For Grainer, Frolic’s Haunt is all about being as accommodating as possible for as many people as possible, while at the same time sending chills down their spine.
“(There are) a lot of very effective things that you can do in traditional haunted houses that we can’t do here,” Grainer said. “We still manage to give a really good experience despite that and I think the fact that we’re accessible more than makes up for the ways in which we can’t do it how it’s traditionally done.”
The hallways at Frolic’s Haunt are wide enough for a wheelchair, sign language interpreters are available for those with hearing impairments and there are creepy items to touch designed for people with visual impairments. The house also allows service dogs, provided the actors are given advance notice to stay back if the dog might not be comfortable with people jumping out at them.
Frolic’s Haunt lists nine types of disabilities they can cater to on their website.
Grainer is a member of the Canadian Haunters Association, a group of 108 mostly amateur Halloween enthusiasts from across the country who create haunted houses on their properties. Chris Ainsworth, founder of the organization and president of the Ontario chapter, said he believes Frolic’s Haunt is Canada’s only haunted house designed for people with disabilities.
“This is what puts (Grainer) up on the pedestal because (Grainer’s) gone above and beyond what people would even think of doing,” he said. “(Grainer) put on a really, really impressive haunt last year.”
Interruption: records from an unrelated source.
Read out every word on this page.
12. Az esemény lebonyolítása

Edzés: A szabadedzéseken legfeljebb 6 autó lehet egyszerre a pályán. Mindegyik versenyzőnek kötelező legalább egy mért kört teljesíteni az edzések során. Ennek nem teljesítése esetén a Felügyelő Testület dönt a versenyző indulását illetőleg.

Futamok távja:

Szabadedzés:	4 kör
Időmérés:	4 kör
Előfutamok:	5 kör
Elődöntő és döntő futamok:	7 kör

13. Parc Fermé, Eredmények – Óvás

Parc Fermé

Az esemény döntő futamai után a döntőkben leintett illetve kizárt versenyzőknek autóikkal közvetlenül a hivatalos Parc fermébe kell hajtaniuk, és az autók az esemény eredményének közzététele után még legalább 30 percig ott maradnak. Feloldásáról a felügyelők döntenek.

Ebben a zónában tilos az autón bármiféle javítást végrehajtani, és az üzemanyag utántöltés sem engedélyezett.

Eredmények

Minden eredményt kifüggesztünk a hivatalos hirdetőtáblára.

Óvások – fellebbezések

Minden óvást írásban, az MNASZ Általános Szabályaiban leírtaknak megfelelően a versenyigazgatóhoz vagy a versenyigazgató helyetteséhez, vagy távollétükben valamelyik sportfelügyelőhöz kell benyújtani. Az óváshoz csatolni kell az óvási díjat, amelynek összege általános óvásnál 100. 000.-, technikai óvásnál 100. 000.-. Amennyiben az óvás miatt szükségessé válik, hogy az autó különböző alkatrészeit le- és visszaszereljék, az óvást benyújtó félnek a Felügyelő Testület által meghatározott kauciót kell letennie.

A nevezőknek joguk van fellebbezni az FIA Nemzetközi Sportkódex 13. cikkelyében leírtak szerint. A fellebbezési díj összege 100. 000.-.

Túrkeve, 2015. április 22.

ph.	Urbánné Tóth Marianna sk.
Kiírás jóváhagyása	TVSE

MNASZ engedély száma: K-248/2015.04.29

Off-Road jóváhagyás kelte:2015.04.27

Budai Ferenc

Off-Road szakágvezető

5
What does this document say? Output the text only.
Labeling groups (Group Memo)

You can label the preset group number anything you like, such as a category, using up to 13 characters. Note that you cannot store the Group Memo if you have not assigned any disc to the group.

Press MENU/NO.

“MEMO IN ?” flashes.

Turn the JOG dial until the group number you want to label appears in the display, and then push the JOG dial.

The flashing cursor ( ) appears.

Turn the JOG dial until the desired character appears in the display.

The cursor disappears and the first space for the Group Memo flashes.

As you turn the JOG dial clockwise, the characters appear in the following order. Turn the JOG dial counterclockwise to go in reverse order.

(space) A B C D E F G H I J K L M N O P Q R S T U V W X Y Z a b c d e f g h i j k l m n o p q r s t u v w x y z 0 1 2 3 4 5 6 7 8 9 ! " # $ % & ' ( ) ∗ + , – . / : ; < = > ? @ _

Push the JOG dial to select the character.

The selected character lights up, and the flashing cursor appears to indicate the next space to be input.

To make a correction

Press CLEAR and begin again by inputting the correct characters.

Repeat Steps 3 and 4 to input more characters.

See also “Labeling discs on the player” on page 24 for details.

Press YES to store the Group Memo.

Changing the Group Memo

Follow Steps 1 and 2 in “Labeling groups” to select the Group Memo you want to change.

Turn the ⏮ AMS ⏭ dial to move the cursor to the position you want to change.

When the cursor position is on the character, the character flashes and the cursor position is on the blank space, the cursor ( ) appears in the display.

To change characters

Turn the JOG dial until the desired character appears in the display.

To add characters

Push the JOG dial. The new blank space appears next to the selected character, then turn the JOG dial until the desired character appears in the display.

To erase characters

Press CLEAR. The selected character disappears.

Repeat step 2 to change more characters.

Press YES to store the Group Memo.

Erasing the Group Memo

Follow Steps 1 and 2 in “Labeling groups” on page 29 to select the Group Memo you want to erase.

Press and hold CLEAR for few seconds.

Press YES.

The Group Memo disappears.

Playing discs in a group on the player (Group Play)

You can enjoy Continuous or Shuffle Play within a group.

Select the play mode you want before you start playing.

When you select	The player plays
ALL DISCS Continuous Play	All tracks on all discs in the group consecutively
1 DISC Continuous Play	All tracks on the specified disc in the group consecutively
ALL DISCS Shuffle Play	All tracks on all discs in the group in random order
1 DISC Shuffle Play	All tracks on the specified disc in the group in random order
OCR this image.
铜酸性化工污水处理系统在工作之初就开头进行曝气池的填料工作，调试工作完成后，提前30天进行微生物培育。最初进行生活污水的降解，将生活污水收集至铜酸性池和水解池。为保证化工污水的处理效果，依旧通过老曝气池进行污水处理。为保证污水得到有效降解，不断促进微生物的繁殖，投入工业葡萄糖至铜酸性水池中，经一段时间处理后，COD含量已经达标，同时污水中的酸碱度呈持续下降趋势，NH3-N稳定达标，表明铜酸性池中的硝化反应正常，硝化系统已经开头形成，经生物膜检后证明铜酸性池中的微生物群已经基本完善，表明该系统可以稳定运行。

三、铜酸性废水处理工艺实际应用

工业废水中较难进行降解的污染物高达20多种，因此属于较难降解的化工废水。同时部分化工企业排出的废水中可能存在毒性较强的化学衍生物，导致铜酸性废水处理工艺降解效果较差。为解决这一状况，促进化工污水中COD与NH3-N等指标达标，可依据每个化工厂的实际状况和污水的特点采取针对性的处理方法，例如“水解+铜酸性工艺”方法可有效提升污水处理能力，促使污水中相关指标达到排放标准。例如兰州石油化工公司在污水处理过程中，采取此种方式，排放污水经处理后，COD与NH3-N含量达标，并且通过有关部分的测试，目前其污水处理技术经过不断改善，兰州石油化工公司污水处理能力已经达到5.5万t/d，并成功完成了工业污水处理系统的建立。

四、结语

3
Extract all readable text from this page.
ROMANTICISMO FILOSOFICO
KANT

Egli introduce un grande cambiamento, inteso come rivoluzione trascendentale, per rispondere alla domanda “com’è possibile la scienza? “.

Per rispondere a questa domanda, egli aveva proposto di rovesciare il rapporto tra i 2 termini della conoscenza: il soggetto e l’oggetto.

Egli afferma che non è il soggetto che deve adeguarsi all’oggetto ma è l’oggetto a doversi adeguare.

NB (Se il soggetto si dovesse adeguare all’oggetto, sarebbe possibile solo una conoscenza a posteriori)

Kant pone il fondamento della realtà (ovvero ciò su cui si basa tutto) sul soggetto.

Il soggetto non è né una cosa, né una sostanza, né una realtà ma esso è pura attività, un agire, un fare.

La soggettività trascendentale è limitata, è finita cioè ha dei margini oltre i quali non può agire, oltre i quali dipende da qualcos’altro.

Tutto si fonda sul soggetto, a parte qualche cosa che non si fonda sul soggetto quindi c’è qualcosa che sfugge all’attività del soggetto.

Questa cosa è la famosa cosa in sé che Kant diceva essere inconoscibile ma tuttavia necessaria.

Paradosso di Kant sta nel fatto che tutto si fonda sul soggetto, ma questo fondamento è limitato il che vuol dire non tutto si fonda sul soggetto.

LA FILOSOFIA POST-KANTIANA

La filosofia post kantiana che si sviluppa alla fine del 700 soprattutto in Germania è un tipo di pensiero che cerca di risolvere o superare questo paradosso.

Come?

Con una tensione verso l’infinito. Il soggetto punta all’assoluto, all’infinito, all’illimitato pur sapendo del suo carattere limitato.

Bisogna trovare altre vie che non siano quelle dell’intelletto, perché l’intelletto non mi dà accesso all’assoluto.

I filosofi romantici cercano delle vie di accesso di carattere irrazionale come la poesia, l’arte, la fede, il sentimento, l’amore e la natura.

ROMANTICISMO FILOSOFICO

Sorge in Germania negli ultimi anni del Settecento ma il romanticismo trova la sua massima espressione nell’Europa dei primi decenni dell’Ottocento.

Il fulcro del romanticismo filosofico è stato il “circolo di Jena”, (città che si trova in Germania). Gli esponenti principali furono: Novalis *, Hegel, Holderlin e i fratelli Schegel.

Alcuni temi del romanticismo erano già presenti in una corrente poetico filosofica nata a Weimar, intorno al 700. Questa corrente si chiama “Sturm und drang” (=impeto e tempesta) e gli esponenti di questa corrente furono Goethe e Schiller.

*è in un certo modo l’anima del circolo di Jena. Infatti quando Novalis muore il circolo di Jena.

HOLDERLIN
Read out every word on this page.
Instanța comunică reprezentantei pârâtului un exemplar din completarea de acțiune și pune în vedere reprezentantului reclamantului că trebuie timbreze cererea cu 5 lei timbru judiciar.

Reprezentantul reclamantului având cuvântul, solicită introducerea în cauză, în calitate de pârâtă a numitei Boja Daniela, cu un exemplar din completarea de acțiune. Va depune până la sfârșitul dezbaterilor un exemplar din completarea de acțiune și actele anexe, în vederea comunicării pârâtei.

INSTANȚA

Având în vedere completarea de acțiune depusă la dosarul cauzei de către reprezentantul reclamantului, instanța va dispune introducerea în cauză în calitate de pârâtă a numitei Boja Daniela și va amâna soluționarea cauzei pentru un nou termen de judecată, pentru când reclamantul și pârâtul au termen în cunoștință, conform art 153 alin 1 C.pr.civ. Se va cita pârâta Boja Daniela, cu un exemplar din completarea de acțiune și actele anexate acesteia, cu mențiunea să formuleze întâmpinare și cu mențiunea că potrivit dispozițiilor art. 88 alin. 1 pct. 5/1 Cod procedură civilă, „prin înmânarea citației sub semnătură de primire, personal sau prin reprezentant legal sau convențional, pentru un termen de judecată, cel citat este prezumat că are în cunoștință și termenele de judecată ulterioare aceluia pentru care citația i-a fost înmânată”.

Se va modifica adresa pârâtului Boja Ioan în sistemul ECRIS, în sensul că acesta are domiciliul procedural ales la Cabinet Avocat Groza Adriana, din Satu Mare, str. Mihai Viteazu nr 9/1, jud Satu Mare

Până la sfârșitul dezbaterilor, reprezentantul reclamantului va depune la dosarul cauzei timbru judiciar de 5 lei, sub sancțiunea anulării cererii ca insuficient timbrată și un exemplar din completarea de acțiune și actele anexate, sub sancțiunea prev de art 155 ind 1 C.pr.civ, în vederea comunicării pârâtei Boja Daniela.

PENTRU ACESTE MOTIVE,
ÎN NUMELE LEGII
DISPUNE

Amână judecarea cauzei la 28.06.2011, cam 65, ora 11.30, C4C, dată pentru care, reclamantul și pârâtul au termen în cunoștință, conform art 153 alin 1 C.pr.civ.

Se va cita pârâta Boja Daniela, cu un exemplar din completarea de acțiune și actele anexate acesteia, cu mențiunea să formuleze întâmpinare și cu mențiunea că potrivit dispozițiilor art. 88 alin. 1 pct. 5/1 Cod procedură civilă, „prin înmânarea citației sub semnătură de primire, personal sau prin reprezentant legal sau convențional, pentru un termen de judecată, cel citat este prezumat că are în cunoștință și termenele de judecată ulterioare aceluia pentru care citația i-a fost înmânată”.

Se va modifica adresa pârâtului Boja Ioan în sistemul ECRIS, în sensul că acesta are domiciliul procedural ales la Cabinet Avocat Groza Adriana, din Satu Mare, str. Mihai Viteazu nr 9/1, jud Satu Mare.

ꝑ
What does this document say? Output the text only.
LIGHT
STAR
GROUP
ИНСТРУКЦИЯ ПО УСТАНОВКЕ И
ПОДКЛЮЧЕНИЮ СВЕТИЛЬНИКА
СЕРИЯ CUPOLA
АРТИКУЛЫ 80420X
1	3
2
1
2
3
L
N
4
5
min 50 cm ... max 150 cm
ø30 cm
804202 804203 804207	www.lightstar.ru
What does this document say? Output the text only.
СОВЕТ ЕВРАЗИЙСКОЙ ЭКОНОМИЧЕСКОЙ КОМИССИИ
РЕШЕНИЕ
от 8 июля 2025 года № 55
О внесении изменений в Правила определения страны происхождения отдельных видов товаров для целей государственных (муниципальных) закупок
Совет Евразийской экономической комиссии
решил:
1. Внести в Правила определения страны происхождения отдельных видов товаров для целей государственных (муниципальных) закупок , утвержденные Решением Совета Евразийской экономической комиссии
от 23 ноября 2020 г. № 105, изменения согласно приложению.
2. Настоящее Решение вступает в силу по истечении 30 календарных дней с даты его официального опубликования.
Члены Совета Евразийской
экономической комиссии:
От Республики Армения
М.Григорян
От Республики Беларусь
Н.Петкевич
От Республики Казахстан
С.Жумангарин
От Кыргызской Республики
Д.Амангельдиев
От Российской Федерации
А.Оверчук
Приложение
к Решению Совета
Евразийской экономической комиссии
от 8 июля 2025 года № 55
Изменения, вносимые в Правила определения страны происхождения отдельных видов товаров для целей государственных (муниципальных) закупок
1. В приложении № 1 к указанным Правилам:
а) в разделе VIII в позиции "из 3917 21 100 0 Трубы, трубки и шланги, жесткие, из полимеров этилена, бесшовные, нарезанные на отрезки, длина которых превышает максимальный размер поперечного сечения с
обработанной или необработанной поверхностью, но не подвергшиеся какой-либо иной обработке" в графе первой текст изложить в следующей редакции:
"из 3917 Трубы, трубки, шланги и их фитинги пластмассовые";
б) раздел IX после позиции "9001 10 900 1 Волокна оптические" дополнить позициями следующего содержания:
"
Grainer says accessible haunted houses could soon become a trend as other haunters have reached out for tips on how they can accommodate more people.
“Our end goal is to make ourselves obsolete because other haunts become accessible,” Grainer said.
Due to the planning and volunteers needed for such an event, Frolic’s Haunt is only open for one night, Oct. 27. In order to welcome more families to the attraction, the viewing times are split into two blocks, “low scare hours” from 5-7 p.m. and “high scare hours” from 7-9 p.m. For more information on Frolic’s Haunt, visit their website.
Grainer says organizers will be forced to cancel if it rains.